Aujourd'hui, tout le monde sait que ce rêve est mort, voire complètement enterré. Ce qui reste, c'est l'habituelle et ennuyeuse routine :
l'assassinat de Soleimani par les Américains
l'assassinat par les Israéliens du scientifique iranien Mohsen Fakhrizadeh
l'implacable guerre israélienne de relativement faible intensité contre l'Iran, entièrement soutenue par le Beltway
l'occupation illégale par Washington de certaines parties du nord-est de la Syrie pour s'emparer d'un peu de pétrole
la perpétuelle quête d'un changement de régime à Damas, et
la diabolisation incessante du Hezbollah.
Au-delà du feu de l'enfer
Téhéran a clairement indiqué qu'un retour à un minimum de respect mutuel entre les États-Unis et l'Iran impliquait que Washington réintègre le JCPOA sans conditions préalables et mette fin aux sanctions illégales et unilatérales de l'administration Trump. Ces paramètres ne sont pas négociables.
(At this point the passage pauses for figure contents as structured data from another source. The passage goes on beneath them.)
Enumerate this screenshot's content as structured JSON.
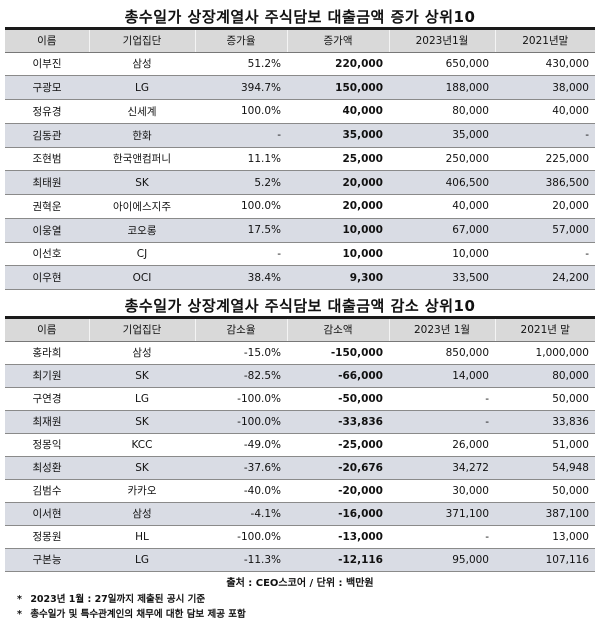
{
  "increase": {
    "title": "총수일가 상장계열사 주식담보 대출금액 증가 상위10",
    "headers": [
      "이름",
      "기업집단",
      "증가율",
      "증가액",
      "2023년1월",
      "2021년말"
    ],
    "rows": [
      [
        "이부진",
        "삼성",
        "51.2%",
        "220,000",
        "650,000",
        "430,000"
      ],
      [
        "구광모",
        "LG",
        "394.7%",
        "150,000",
        "188,000",
        "38,000"
      ],
      [
        "정유경",
        "신세계",
        "100.0%",
        "40,000",
        "80,000",
        "40,000"
      ],
      [
        "김동관",
        "한화",
        "-",
        "35,000",
        "35,000",
        "-"
      ],
      [
        "조현범",
        "한국앤컴퍼니",
        "11.1%",
        "25,000",
        "250,000",
        "225,000"
      ],
      [
        "최태원",
        "SK",
        "5.2%",
        "20,000",
        "406,500",
        "386,500"
      ],
      [
        "권혁운",
        "아이에스지주",
        "100.0%",
        "20,000",
        "40,000",
        "20,000"
      ],
      [
        "이웅열",
        "코오롱",
        "17.5%",
        "10,000",
        "67,000",
        "57,000"
      ],
      [
        "이선호",
        "CJ",
        "-",
        "10,000",
        "10,000",
        "-"
      ],
      [
        "이우현",
        "OCI",
        "38.4%",
        "9,300",
        "33,500",
        "24,200"
      ]
    ]
  },
  "decrease": {
    "title": "총수일가 상장계열사 주식담보 대출금액 감소 상위10",
    "headers": [
      "이름",
      "기업집단",
      "감소율",
      "감소액",
      "2023년 1월",
      "2021년 말"
    ],
    "rows": [
      [
        "홍라희",
        "삼성",
        "-15.0%",
        "-150,000",
        "850,000",
        "1,000,000"
      ],
      [
        "최기원",
        "SK",
        "-82.5%",
        "-66,000",
        "14,000",
        "80,000"
      ],
      [
        "구연경",
        "LG",
        "-100.0%",
        "-50,000",
        "-",
        "50,000"
      ],
      [
        "최재원",
        "SK",
        "-100.0%",
        "-33,836",
        "-",
        "33,836"
      ],
      [
        "정몽익",
        "KCC",
        "-49.0%",
        "-25,000",
        "26,000",
        "51,000"
      ],
      [
        "최성환",
        "SK",
        "-37.6%",
        "-20,676",
        "34,272",
        "54,948"
      ],
      [
        "김범수",
        "카카오",
        "-40.0%",
        "-20,000",
        "30,000",
        "50,000"
      ],
      [
        "이서현",
        "삼성",
        "-4.1%",
        "-16,000",
        "371,100",
        "387,100"
      ],
      [
        "정몽원",
        "HL",
        "-100.0%",
        "-13,000",
        "-",
        "13,000"
      ],
      [
        "구본능",
        "LG",
        "-11.3%",
        "-12,116",
        "95,000",
        "107,116"
      ]
    ]
  },
  "footer": {
    "source": "출처 : CEO스코어 / 단위 : 백만원",
    "notes": [
      {
        "bullet": "*",
        "text": "2023년 1월 : 27일까지 제출된 공시 기준"
      },
      {
        "bullet": "*",
        "text": "총수일가 및 특수관계인의 채무에 대한 담보 제공 포함"
      }
    ]
  }
}
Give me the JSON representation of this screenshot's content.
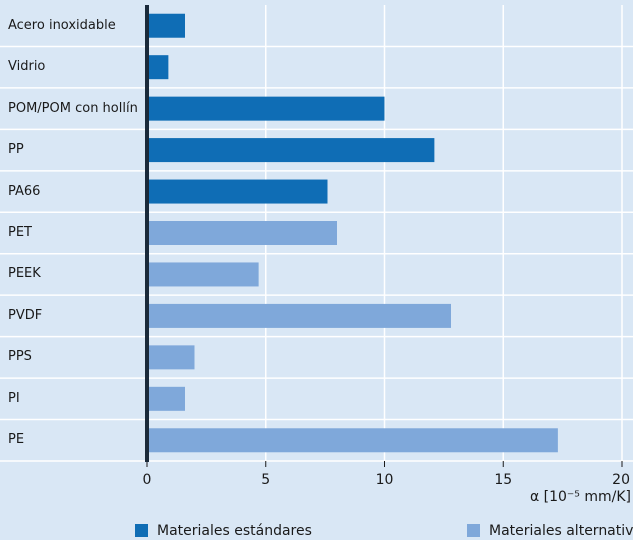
{
  "chart_data": {
    "type": "barh",
    "categories": [
      "Acero inoxidable",
      "Vidrio",
      "POM/POM con hollín",
      "PP",
      "PA66",
      "PET",
      "PEEK",
      "PVDF",
      "PPS",
      "PI",
      "PE"
    ],
    "series": [
      {
        "name": "Materiales estándares",
        "color": "#0f6db5",
        "values": [
          1.6,
          0.9,
          10.0,
          12.1,
          7.6,
          null,
          null,
          null,
          null,
          null,
          null
        ]
      },
      {
        "name": "Materiales alternativos",
        "color": "#7fa8da",
        "values": [
          null,
          null,
          null,
          null,
          null,
          8.0,
          4.7,
          12.8,
          2.0,
          1.6,
          17.3
        ]
      }
    ],
    "xlabel": "α [10⁻⁵ mm/K]",
    "xlim": [
      0,
      20
    ],
    "xticks": [
      0,
      5,
      10,
      15,
      20
    ],
    "grid": true,
    "legend": "bottom"
  }
}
Pour sa part, M. Nasrallah a souligné, dans un discours prononcé dimanche à Beyrouth, que
“l'un des principaux effets de l'assassinat du général Soleimani et d'al-Muhandis n’est que l'appel à l'expulsion des forces américaines de la région. De tels appels n'avaient pas été lancés avant l'assassinat. L'assassinat des chefs de la résistance a mis les troupes américaines sur les rails du départ de l'Irak”.
Il s'agit peut-être d'un vœu pieux, car le complexe militaro-industriel-sécuritaire n'abandonnera jamais volontairement une plaque tournante de l'Empire des bases.
Ce qui importe davantage, c'est que l'environnement post-Soleimani transcende Soleimani.
L'axe de la résistance - Téhéran-Bagdad-Damas-Hezbollah-Ansarullah - au lieu de s'effondrer, continuera à se renforcer.
L'Iran se renforce toujours davantage en tant que nœud clé des nouvelles routes de la soie en Asie du Sud-Ouest : le partenariat stratégique Iran-Chine est constamment revitalisé par les ministres des finances Zarif et Wang Yi, et Pékin met un coup d'accélérateur à ses investissements géoéconomiques dans South Pars, le plus grand gisement de gaz de la planète.
L'Iran, la Russie et la Chine participeront à la reconstruction de la Syrie, qui comprendra également, à terme, un nouvel axe de la Route de la soie : le chemin de fer Iran-Irak-Syrie-Méditerranée orientale.